In the second example, the author anticipates the kind of questions that his readers will be asking as they read the book. I mean, what do people do on social media all day, for crying out loud? Again, this is a conversational sentence that also conveys that Blanchard is having a two-way dialog with his readers, not offering a soliloquy.

Oh, and if you’re wondering why I chose the word “soliloquy” and not “monologue,” it’s because a monologue is where one person dominates or monopolizes the conversation, and a soliloquy is where they are talking solely to themselves.

Neither are good ways to write a compelling book. Never forget that there is a person reading your words that might not agree with you or have questions of their own. If you can anticipate and address these, as Blanchard does skillfully throughout Social Media ROI, then you’ll score major Brownie points with them.

Thirdly, like all good presenters of information, Blanchard throws in lines that move us deftly from one set of information to the next. Again, that third example above is very conversational and natural – the kind of thing you would say if the person you are writing for were sitting down with you.

So how do you develop a more conversational tone in your writing, if this is something that doesn’t come naturally?

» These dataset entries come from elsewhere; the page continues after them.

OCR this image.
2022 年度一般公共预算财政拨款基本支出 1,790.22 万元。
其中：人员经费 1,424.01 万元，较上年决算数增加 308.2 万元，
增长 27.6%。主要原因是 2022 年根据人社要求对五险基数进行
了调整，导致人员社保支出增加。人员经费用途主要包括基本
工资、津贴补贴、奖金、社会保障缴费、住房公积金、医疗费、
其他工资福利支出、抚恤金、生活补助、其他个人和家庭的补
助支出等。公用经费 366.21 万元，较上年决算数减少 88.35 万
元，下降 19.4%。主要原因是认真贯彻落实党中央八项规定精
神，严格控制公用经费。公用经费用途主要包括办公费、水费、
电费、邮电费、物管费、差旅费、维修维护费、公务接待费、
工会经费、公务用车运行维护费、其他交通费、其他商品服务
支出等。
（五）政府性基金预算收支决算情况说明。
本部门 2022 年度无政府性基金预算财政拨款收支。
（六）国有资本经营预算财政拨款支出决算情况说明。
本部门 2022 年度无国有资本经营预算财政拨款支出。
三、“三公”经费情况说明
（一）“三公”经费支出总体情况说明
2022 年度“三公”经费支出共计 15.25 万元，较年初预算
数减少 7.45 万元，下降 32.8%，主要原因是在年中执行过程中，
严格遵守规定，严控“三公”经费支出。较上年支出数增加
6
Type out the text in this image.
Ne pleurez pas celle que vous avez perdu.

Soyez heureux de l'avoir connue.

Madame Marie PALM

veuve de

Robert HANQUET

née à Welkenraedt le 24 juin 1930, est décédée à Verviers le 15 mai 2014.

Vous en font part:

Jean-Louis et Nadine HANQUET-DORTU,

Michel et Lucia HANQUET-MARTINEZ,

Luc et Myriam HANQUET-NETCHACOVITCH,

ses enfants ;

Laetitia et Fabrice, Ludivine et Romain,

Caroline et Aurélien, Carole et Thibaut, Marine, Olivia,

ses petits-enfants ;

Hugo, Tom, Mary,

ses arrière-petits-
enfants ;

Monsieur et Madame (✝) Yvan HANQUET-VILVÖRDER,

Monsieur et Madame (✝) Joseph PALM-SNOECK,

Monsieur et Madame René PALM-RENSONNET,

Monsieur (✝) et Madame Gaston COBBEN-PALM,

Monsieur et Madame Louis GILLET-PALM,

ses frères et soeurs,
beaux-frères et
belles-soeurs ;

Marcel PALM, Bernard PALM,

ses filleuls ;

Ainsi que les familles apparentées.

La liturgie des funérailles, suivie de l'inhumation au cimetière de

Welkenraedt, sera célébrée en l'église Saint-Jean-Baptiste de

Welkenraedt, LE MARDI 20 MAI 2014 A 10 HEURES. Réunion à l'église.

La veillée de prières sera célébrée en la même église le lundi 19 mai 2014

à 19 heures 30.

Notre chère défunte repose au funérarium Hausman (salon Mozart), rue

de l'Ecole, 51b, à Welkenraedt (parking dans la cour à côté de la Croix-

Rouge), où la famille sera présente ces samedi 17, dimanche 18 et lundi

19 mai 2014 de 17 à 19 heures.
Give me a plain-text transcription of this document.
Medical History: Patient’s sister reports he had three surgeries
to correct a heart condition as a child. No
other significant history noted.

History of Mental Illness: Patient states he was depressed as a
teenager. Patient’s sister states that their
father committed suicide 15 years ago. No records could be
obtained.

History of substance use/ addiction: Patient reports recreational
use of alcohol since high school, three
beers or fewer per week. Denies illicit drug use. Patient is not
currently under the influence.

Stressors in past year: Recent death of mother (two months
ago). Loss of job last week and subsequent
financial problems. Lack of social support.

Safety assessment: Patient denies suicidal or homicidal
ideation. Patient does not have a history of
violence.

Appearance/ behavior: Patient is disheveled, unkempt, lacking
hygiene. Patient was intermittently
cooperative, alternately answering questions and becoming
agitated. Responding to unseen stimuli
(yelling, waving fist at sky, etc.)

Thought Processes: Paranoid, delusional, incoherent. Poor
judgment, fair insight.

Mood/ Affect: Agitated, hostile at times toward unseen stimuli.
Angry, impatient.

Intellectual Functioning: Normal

One tip that was useful to a client of mine – let’s call her Brenda – was to speak and record.

It was the oddest thing. When I’d ask Brenda a question about her subject matter expertise during our sessions, she was incredibly articulate and natural. But ask her to write something by herself and it was a whole other ball game. Her prose was stiff, full of jargon, and read like it was coming from a textbook.

What we ended up doing most of the time was for me to ask her questions that I believed her readers would want answered and to record her responses. Now that Brenda is working on her second book, she’s doing this for herself.   

Even if you’re not planning to write a book, bear in mind how tortuous it is when “experts” start pontificating about their material, almost forgetting that there is a human being on the other side of the interaction. You don’t want your book (or any business communication) to have the same reputation as the Medicare legislation – over-written gobbledegook – do you?

Make sure your book is as “user-friendly” as Olivier Blanchard’s Social Media ROI. Otherwise, guess what? You’re likely to find you don’t have any users!